PhD Dissertation

High-Throughput Computation through Efficient Resource Management

Scientific applications run on supercomputers where thousands of nodes are shared among users. When those applications start, their resources remain allocated until the job ends. We have detected two potential approaches in resource managing, with which we increase the global throughput and provide a better utilization of the underlying resources.

Ongoing Projects

Dynamic Resource Reallocation for Adaptive Workloads

MPI applications can change the number of processes to fit better any specific computational stage or upon request from the manager. We have developed a communication layer between the manager and the runtime with the purpose of reconfiguring processes of any running application.integration of new programming models into a resource manager capable of reassigning resources to the jobs depending on the cluster status.

Past Projects

GSaaS: GPU Scheduling as a Service

Management of cloudified accelerators in clouds infrastructures.

rCUDA - remote CUDA

rCUDA is a virtualization solution which allows to share GPUs among the nodes in a cluster. SLURM is a workload manager able to schedule jobs and manage resources. In this project I have been in charge of the integration of both technologies, since RCUDA have not got the feature of managing workloads and SLURM does not know how to share resources such as GPUs.

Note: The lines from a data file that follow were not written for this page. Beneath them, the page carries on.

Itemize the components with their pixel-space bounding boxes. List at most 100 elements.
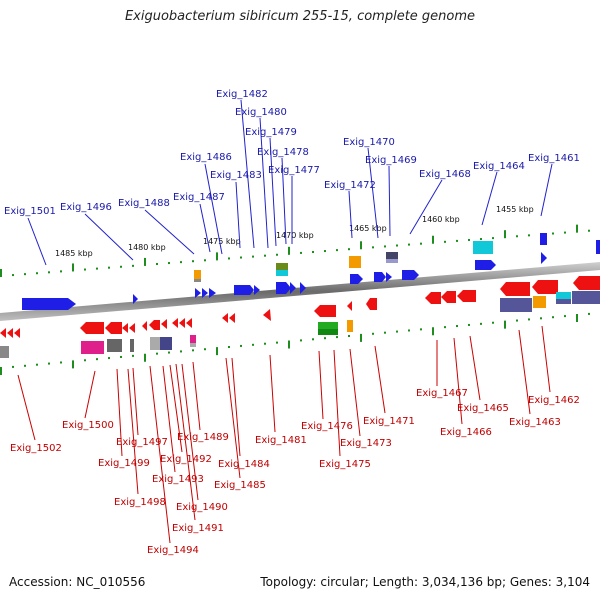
gene-arrow[interactable] <box>457 290 476 302</box>
gene-arrow[interactable] <box>475 260 496 270</box>
gene-arrow[interactable] <box>500 282 530 296</box>
gene-arrow[interactable] <box>386 272 392 282</box>
gene-arrow[interactable] <box>425 292 441 304</box>
gene-label[interactable]: Exig_1478 <box>257 147 309 158</box>
gene-block[interactable] <box>540 233 547 245</box>
gene-arrow[interactable] <box>222 313 228 323</box>
gene-label[interactable]: Exig_1498 <box>114 497 166 508</box>
gene-label[interactable]: Exig_1472 <box>324 180 376 191</box>
gene-block[interactable] <box>81 341 104 354</box>
gene-block[interactable] <box>194 270 201 279</box>
gene-label[interactable]: Exig_1493 <box>152 474 204 485</box>
gene-block[interactable] <box>150 337 160 350</box>
gene-block[interactable] <box>318 322 338 329</box>
gene-block[interactable] <box>349 256 361 268</box>
gene-label[interactable]: Exig_1483 <box>210 170 262 181</box>
gene-block[interactable] <box>347 320 353 332</box>
gene-arrow[interactable] <box>254 285 260 295</box>
gene-label[interactable]: Exig_1488 <box>118 198 170 209</box>
gene-arrow[interactable] <box>186 318 192 328</box>
gene-arrow[interactable] <box>122 323 128 333</box>
gene-label[interactable]: Exig_1477 <box>268 165 320 176</box>
gene-arrow[interactable] <box>532 280 558 294</box>
gene-label[interactable]: Exig_1502 <box>10 443 62 454</box>
gene-arrow[interactable] <box>0 328 6 338</box>
gene-block[interactable] <box>130 339 134 352</box>
gene-arrow[interactable] <box>133 294 138 304</box>
gene-label[interactable]: Exig_1481 <box>255 435 307 446</box>
gene-label[interactable]: Exig_1465 <box>457 403 509 414</box>
gene-block[interactable] <box>556 299 571 304</box>
gene-label[interactable]: Exig_1475 <box>319 459 371 470</box>
gene-arrow[interactable] <box>290 282 296 294</box>
gene-arrow[interactable] <box>161 319 167 329</box>
gene-label[interactable]: Exig_1473 <box>340 438 392 449</box>
gene-arrow[interactable] <box>7 328 13 338</box>
gene-arrow[interactable] <box>300 282 306 294</box>
gene-label[interactable]: Exig_1484 <box>218 459 270 470</box>
gene-arrow[interactable] <box>366 298 377 310</box>
gene-label[interactable]: Exig_1496 <box>60 202 112 213</box>
gene-block[interactable] <box>533 296 546 308</box>
gene-block[interactable] <box>276 263 288 270</box>
gene-block[interactable] <box>596 240 600 254</box>
gene-block[interactable] <box>572 291 600 304</box>
gene-label[interactable]: Exig_1485 <box>214 480 266 491</box>
gene-label[interactable]: Exig_1470 <box>343 137 395 148</box>
gene-arrow[interactable] <box>142 321 147 331</box>
gene-label[interactable]: Exig_1464 <box>473 161 525 172</box>
gene-arrow[interactable] <box>276 282 291 294</box>
gene-label[interactable]: Exig_1492 <box>160 454 212 465</box>
gene-label[interactable]: Exig_1466 <box>440 427 492 438</box>
gene-arrow[interactable] <box>22 298 76 310</box>
gene-label[interactable]: Exig_1482 <box>216 89 268 100</box>
gene-arrow[interactable] <box>202 288 208 298</box>
gene-arrow[interactable] <box>172 318 178 328</box>
gene-label[interactable]: Exig_1494 <box>147 545 199 556</box>
gene-block[interactable] <box>190 343 196 347</box>
gene-arrow[interactable] <box>350 274 363 284</box>
gene-arrow[interactable] <box>195 288 201 298</box>
gene-arrow[interactable] <box>263 309 271 321</box>
gene-arrow[interactable] <box>573 276 600 290</box>
gene-label[interactable]: Exig_1469 <box>365 155 417 166</box>
gene-block[interactable] <box>160 337 172 350</box>
gene-label[interactable]: Exig_1479 <box>245 127 297 138</box>
gene-arrow[interactable] <box>14 328 20 338</box>
gene-block[interactable] <box>190 335 196 343</box>
gene-arrow[interactable] <box>234 285 254 295</box>
gene-label[interactable]: Exig_1468 <box>419 169 471 180</box>
gene-arrow[interactable] <box>105 322 122 334</box>
gene-label[interactable]: Exig_1476 <box>301 421 353 432</box>
gene-block[interactable] <box>500 298 532 312</box>
gene-label[interactable]: Exig_1497 <box>116 437 168 448</box>
gene-label[interactable]: Exig_1489 <box>177 432 229 443</box>
gene-arrow[interactable] <box>179 318 185 328</box>
gene-label[interactable]: Exig_1501 <box>4 206 56 217</box>
gene-label[interactable]: Exig_1467 <box>416 388 468 399</box>
gene-arrow[interactable] <box>541 252 547 264</box>
gene-arrow[interactable] <box>209 288 216 298</box>
gene-block[interactable] <box>0 346 9 358</box>
gene-label[interactable]: Exig_1462 <box>528 395 580 406</box>
gene-block[interactable] <box>107 339 122 352</box>
gene-arrow[interactable] <box>80 322 104 334</box>
gene-block[interactable] <box>194 279 201 282</box>
gene-label[interactable]: Exig_1490 <box>176 502 228 513</box>
gene-block[interactable] <box>386 259 398 263</box>
gene-label[interactable]: Exig_1487 <box>173 192 225 203</box>
gene-label[interactable]: Exig_1480 <box>235 107 287 118</box>
gene-arrow[interactable] <box>441 291 456 303</box>
gene-label[interactable]: Exig_1471 <box>363 416 415 427</box>
gene-arrow[interactable] <box>347 301 352 311</box>
gene-arrow[interactable] <box>229 313 235 323</box>
gene-block[interactable] <box>473 241 493 254</box>
gene-arrow[interactable] <box>374 272 386 282</box>
gene-label[interactable]: Exig_1486 <box>180 152 232 163</box>
gene-label[interactable]: Exig_1463 <box>509 417 561 428</box>
gene-label[interactable]: Exig_1499 <box>98 458 150 469</box>
gene-block[interactable] <box>318 329 338 335</box>
gene-arrow[interactable] <box>314 305 336 317</box>
gene-block[interactable] <box>556 292 571 299</box>
gene-arrow[interactable] <box>402 270 419 280</box>
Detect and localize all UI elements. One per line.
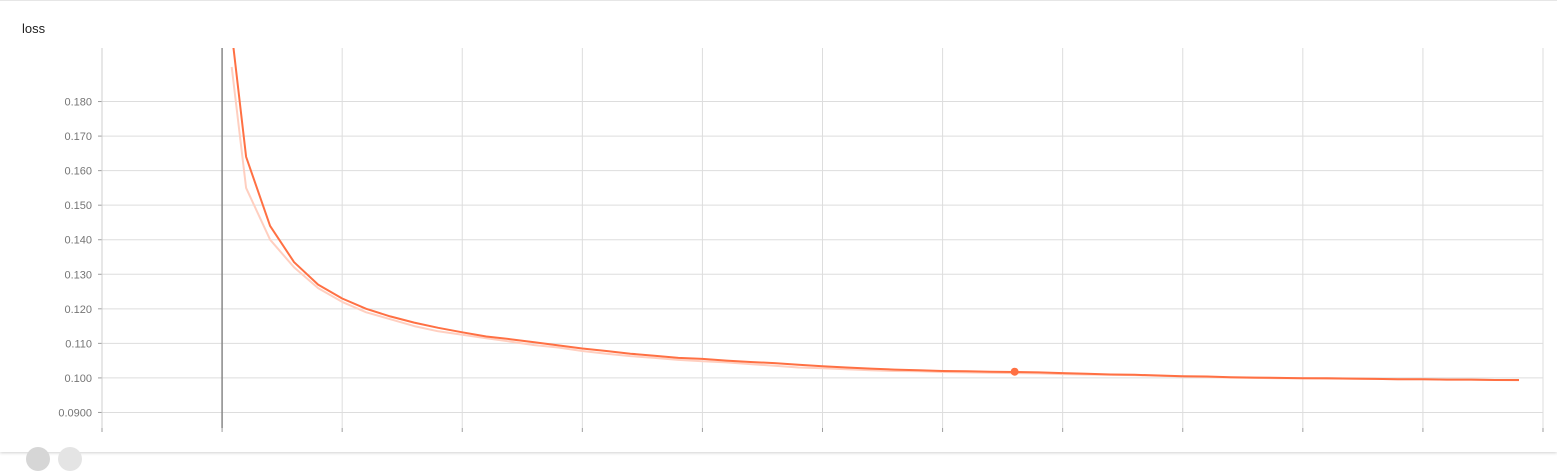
y-tick-label: 0.130 <box>64 269 92 281</box>
y-tick-label: 0.0900 <box>58 407 92 419</box>
y-tick-label: 0.120 <box>64 304 92 316</box>
y-tick-label: 0.160 <box>64 166 92 178</box>
y-tick-label: 0.100 <box>64 373 92 385</box>
y-tick-label: 0.170 <box>64 131 92 143</box>
raw-loss-line <box>230 66 1520 382</box>
y-tick-label: 0.150 <box>64 200 92 212</box>
axis-layer: 0.0900 0.100 0.110 0.120 0.130 0.140 0.150 0.16… <box>58 48 1544 432</box>
line-layer <box>230 48 1520 382</box>
loss-line-chart[interactable]: 0.0900 0.100 0.110 0.120 0.130 0.140 0.150 0.16… <box>0 1 1557 452</box>
y-tick-label: 0.180 <box>64 97 92 109</box>
y-tick-label: 0.140 <box>64 235 92 247</box>
chart-title: loss <box>22 21 46 36</box>
y-tick-label: 0.110 <box>65 338 92 350</box>
smoothed-loss-line <box>232 48 1519 381</box>
grid-layer <box>101 48 1544 428</box>
highlight-point <box>1010 367 1019 376</box>
overlay-layer <box>221 48 1019 428</box>
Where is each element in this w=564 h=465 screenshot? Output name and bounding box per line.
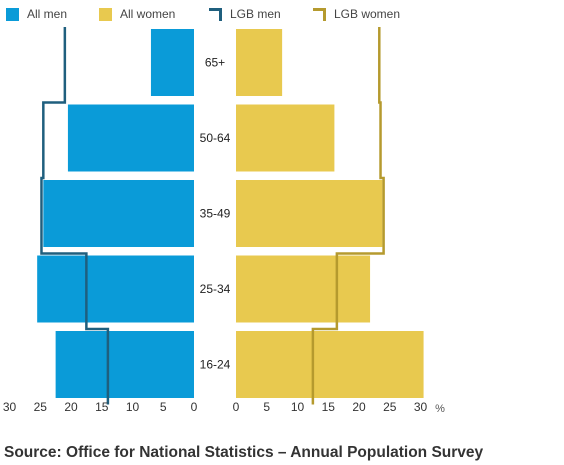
category-label-65: 65+ [205,56,225,70]
legend-swatch-lgb-women [313,7,326,21]
bar-all-women-35-49 [236,180,383,247]
tick-left-5: 5 [160,400,167,414]
category-label-50-64: 50-64 [200,131,231,145]
legend-label-lgb-women: LGB women [334,7,401,21]
legend-label-all-men: All men [27,7,68,21]
legend-swatch-lgb-men [209,7,222,21]
bar-all-men-25-34 [37,255,194,323]
legend-swatch-all-men [6,7,19,21]
bar-all-women-65 [236,29,283,96]
category-label-16-24: 16-24 [200,358,231,372]
tick-right-10: 10 [291,400,305,414]
bar-all-women-16-24 [236,331,424,398]
bar-all-women-25-34 [236,255,371,323]
category-label-35-49: 35-49 [200,207,231,221]
legend-item-lgb-men[interactable]: LGB men [209,5,281,23]
tick-right-0: 0 [233,400,240,414]
legend-swatch-all-women [99,7,112,21]
tick-right-30: 30 [414,400,428,414]
category-label-25-34: 25-34 [200,282,231,296]
tick-left-0: 0 [191,400,198,414]
tick-left-20: 20 [64,400,78,414]
line-lgb-men [40,27,110,405]
tick-left-15: 15 [95,400,109,414]
bar-all-men-50-64 [67,104,194,172]
population-pyramid-chart: 65+ 50-64 35-49 25-34 16-24 30 25 20 15 10 5 0 0 5 10 1… [3,27,445,415]
legend: All men All women LGB men LGB women [0,0,564,28]
legend-item-all-men[interactable]: All men [6,5,67,23]
tick-left-30: 30 [3,400,17,414]
bar-all-women-50-64 [236,104,335,172]
tick-left-25: 25 [34,400,48,414]
tick-right-5: 5 [263,400,270,414]
line-lgb-women [311,27,385,405]
legend-item-all-women[interactable]: All women [99,5,175,23]
tick-right-20: 20 [352,400,366,414]
legend-item-lgb-women[interactable]: LGB women [313,5,400,23]
tick-right-15: 15 [322,400,336,414]
legend-label-lgb-men: LGB men [230,7,281,21]
bar-all-men-35-49 [43,180,195,247]
tick-left-10: 10 [126,400,140,414]
bar-all-men-65 [150,29,194,96]
axis-unit-label: % [435,403,445,415]
legend-label-all-women: All women [120,7,176,21]
source-caption: Source: Office for National Statistics –… [4,444,484,461]
bar-all-men-16-24 [55,331,194,398]
tick-right-25: 25 [383,400,397,414]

Nowadays, the RCUDA project offers this integration by applying a patch to SLURM.

REALCLOUD - Real Data Center Cloud Services and Environment

This project was carried out by several entities. We were responsible for developing a middleware what was able to consolidate the system, making decisions depending on the TI data gathered in real-time. So that, it would migrate virtual machines, turn on and shut down nodes in order to boost the performance and reduce, as much as possible the carbon footprint.

MONICA - Monitoring and control system with intelligent energy efficiency management for ICT resources in ultradense data centers oriented HPC and Cloud Computing

The collaboration of our research group in this project was focus on the theoretical study of the power consumption in the cluster of the FCSCL (Super Computing Foundation of Castilla y León (Spain)).

ACEI - Adjusting the Energy Consumption in Computer Facilities

This project consisted in the development of a simulator to assess energy saving strategies and policies in HPC workloads. The real system Energy Saving Cluster (ESC) based on Sun Grid Engine (SGE) was modeled in order to simulate its behavior, taking into account: the different features of the components in the cluster, the scheduling and the energy saving policies and generating statistics and charts with the results. The simulator was written in Python and had a user web interface for its management.